The $7.7m (£5.1m, €7m) fine was the result of the US Treasury Department finding PayPal had failed to adequately screen and prevent transactions to users in the sanctioned countries. In response PayPal said it has now improved the real-time screening of payments.
The payments total 486 transactions between 2009 and 2013, and were worth almost $44,000. The Treasury Department said: "For several years up to and including 2013, PayPal failed to employ adequate screening technology and procedures to identify the potential involvement of U.S. sanctions targets in transactions that PayPal processed."
Under the terms of the settlement, PayPal did not admit or deny it had violated the sanctions.
The payments included $7,000 in transactions involving Kursad Zafer Cire, a Turkish man who has been on the US State Department's list of weapons of mass destruction proliferators since 2009. According to Treasury documents, PayPal processed 136 transactions totalling just over $7,000 to or from an account in Cire's name.

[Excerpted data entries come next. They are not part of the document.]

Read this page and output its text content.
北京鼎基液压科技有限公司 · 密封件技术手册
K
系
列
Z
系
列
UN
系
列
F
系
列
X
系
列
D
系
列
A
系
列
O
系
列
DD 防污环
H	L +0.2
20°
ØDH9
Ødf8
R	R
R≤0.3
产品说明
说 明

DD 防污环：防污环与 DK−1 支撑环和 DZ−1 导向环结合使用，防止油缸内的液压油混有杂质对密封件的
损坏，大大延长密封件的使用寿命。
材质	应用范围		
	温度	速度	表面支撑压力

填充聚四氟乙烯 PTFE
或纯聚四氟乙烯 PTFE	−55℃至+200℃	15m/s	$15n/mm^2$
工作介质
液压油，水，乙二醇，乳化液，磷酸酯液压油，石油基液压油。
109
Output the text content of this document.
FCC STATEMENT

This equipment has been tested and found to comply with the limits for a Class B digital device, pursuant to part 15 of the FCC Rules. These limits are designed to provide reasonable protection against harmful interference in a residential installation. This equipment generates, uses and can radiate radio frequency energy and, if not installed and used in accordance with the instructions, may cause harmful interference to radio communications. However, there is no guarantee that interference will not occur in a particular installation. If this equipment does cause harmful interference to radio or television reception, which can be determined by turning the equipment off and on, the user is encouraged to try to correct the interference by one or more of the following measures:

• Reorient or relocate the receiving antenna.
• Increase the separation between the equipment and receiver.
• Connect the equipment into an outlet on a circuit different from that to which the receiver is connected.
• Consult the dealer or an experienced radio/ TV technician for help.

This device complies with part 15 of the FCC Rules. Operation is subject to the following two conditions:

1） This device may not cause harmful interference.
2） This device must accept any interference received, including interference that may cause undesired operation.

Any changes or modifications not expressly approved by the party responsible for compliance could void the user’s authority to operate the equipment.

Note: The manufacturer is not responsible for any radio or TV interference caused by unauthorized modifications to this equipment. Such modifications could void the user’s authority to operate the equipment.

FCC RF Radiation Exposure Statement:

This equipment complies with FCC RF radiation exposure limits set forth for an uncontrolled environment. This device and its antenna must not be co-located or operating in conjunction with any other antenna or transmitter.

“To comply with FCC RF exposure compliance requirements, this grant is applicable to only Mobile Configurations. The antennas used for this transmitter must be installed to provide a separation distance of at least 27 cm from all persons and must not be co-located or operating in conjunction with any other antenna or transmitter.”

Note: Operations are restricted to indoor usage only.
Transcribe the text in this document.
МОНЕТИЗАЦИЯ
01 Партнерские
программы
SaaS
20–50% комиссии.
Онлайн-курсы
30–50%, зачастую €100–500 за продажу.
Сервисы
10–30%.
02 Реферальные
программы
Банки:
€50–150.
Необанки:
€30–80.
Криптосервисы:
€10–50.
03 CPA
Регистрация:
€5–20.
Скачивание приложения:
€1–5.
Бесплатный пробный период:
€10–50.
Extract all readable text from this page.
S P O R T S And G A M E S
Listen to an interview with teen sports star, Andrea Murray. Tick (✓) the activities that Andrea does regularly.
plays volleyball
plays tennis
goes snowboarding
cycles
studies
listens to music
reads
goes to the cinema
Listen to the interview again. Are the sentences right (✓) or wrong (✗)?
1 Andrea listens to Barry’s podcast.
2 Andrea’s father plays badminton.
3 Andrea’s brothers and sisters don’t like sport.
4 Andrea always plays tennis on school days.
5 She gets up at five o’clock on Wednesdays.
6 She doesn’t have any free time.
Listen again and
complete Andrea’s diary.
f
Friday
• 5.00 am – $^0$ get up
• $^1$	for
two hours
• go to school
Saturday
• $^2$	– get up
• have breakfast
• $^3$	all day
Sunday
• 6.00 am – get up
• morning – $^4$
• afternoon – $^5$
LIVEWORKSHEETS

The company said these transactions were not flagged because an automated filter was not "working properly."
Six months later, the filter successfully flagged up Cire's account, but a risk operations agent at PayPal "mistakenly believed that the system had generated the alert in order to confirm Cire's name and address [and] dismissed the alert without requesting or obtaining any additional information," the documents said. Between September and November 2009 this scenario happened a further four times because the initial alert had been dismissed.
PayPal said it had "voluntarily" reported certain dubious payments to the Treasury's Office of Foreign Assets Control (Ofac). Since then, the payments service has "taken additional steps to support compliance with Ofac regulations with the introduction of real-time screening of payments and improved processes," a spokesperson told the BBC.